The Weirdness of Texas

Texas is the new cool place these days. There are a bunch of TV shows shot in the Lone Star state. Austin has become the hipster place to be. An Austin aesthetic has developed that is showing up all over. It’s like white trash meets SoHo. It helps that the economy is booming. The people who claim to measure these things say more jobs have been created in Texas since the bust than the rest of the states combined.

But, it is a very weird place with a distinct third world vibe to its politics. This story is a good example. The local DA gets drunk and decides to drive around, getting caught by the cops eventually. Anywhere else, even deep blue states like Massachusetts, the DA would have resigned. If not, then the rest of the crooks would have backed efforts like Perry’s in order to force the issue. Not Texas.

A Travis County grand jury Friday indicted Gov. Rick Perry on two charges related to his effort last year to force District Attorney Rosemary Lehmberg to resign after her drunken driving arrest.
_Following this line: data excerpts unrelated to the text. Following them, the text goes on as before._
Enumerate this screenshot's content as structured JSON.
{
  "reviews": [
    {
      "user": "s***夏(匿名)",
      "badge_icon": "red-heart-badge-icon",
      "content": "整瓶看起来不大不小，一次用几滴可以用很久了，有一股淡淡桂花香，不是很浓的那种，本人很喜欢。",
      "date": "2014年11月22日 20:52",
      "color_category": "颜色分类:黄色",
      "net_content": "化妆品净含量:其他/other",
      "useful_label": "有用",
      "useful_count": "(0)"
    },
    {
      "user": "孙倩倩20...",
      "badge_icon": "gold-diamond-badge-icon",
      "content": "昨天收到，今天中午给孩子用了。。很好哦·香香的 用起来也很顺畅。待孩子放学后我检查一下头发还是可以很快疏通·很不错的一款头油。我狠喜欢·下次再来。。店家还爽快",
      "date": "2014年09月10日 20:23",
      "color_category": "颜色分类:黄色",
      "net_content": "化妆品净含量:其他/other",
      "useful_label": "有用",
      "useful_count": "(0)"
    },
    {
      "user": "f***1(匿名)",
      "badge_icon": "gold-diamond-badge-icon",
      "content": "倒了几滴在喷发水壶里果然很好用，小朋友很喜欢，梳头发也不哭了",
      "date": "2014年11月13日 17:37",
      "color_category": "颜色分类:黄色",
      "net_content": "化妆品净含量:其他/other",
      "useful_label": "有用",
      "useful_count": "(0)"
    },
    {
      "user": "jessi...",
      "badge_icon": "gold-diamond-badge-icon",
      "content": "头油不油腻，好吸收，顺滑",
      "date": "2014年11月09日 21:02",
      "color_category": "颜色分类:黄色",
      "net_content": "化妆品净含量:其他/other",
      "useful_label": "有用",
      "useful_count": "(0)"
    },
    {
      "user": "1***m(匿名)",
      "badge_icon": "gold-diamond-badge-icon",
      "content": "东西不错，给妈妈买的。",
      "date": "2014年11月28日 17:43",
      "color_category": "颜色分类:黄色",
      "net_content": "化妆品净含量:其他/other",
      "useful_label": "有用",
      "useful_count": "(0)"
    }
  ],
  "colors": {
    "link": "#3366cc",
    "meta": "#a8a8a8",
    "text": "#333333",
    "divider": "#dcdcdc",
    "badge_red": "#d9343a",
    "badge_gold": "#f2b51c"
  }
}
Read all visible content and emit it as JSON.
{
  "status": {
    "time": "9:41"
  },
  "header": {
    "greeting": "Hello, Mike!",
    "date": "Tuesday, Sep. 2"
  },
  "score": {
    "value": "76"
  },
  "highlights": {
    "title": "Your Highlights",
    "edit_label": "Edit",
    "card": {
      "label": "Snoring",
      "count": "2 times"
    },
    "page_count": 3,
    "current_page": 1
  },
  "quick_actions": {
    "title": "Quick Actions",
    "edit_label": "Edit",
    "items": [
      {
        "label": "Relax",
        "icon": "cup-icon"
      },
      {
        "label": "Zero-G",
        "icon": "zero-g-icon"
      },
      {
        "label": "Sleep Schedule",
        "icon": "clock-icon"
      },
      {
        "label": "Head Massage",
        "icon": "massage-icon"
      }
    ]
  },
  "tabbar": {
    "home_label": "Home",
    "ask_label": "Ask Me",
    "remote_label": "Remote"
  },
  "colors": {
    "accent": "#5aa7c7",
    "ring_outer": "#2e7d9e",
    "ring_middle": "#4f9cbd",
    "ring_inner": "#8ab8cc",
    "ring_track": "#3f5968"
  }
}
Grand jurors charged Perry, 64, with abuse of official capacity, a first-degree felony, and coercion of a public servant, a third-degree felony. The first charge carries a punishment of 5-99 years and a fine of up to $10,000. The second charge is punishable by 2-10 years and a fine of up to $10,000.

The indictment stems from Perry’s threat last summer to withhold $7.5 million in state money from Lehmberg’s office unless she step down – a threat he later carried out by vetoing an appropriation in the state budget.

Mary Anne Wiley, General Counsel for Perry, said in a statement following the indictment: “The veto in question was made in accordance with the veto authority afforded to every governor under the Texas Constitution. We will continue to aggressively defend the governor’s lawful and constitutional action, and believe we will ultimately prevail.”

Immediately, after the indictment was announced, Perry, who is poised to make a second run for president, tweeted: “Help RickPAC elect candidates who support a strong border, new jobs, smaller gov’t, and fiscal responsibility.”

The special prosecutor in the case, San Antonio attorney Michael McCrum, said he was confident with the strength of the charges filed against Perry.

“There has been an immense amount of work that has gone into my investigation up until this point,” he told reporters after announcing the indictment. “I have interviewed over 40 people who were related in some way to the events that happened.”

He later added: “I looked at the law. I looked at the facts. and I presented everything possible to the grand jury.”

This is the same court that hounded Tom DeLay out of office. A lunatic named Ronnie Earle terrorized the state for years, abusing his office with the full support of the kooks in Travis County.

Asked about his thoughts of Perry’s ability to do his job as governor, McCrum said: “I took into account the fact that we’re talking about the governor of a state and a governor of the state of Texas, which we all love. Obviously that carries a level of importance, but when it gets down to it, the law is the law, and the elements are the elements.”

McCrum said he will speak with Perry’s lawyers Monday to arrange for the governor to be booked and formally notified in court of the charges against him.

Ray Sullivan, a former chief of staff to the governor who served as his spokesman when he ran for the 2012 presidential nomination, said of the indictment, “I think it certainly will be a big deal with the liberal media – Slate, Salon – and therefore for the national media. It is beyond ridiculous that Travis County is pursuing the governor, after letting the seriously drunk, police-disrespecting DA stay in office.”

Some Democrats were calling for Perry to step down.

Again, you see the weirdness of Texas. Anywhere else this either gets laughed out of court or laughed off the stage. In Texas, it is how they do politics. I wonder if it is the unusual combination of people. If you look at this great map from American Nations, you see Texas is a mix of independent Mexicans, chaos-loving Scots-Irish and Anglo-Saxon rejects. That’s not the genetic stock one looks for in a stable democracy. Great warrior class, but not what you want in local burghers.

 

4 thoughts on “The Weirdness of Texas

  1. Governors sign bills, they veto bills, sometimes for good reasons, sometimes for bad reasons, and sometimes for no reasons at all. That’s what Governors do. It’s their job. Absent any overt criminality involved, their decisions should not be legally assailable.

    What the prosecutor has done—in a blatant political attack with eyes on the 2016 presidential election—opens the door for his own decisions and actions to be subject to similar legal scrutiny. And if the courts make the mistake of failing to pay proper deference to the decision making authority of the state’s chief executive officer, a case can be made that the legal opinions and actions of judges are likewise subject to the same legal jeopardy.

  2. Austin is to Texas as southern New Hampshire is to Massachusetts. Lots of transplants there who left someplace else, which they royally f*cked up and laid waste until they picked up and left, and are now doing the same to their latest victim. Like a bunch of locusts, they ravage an area and move on.

  3. Well. Travis County. Austin. Their slogan, “Keep Austin Weird” is more than just a slogan to those guys. Great place to go see some live music. But way too many pretend Texans there, any more.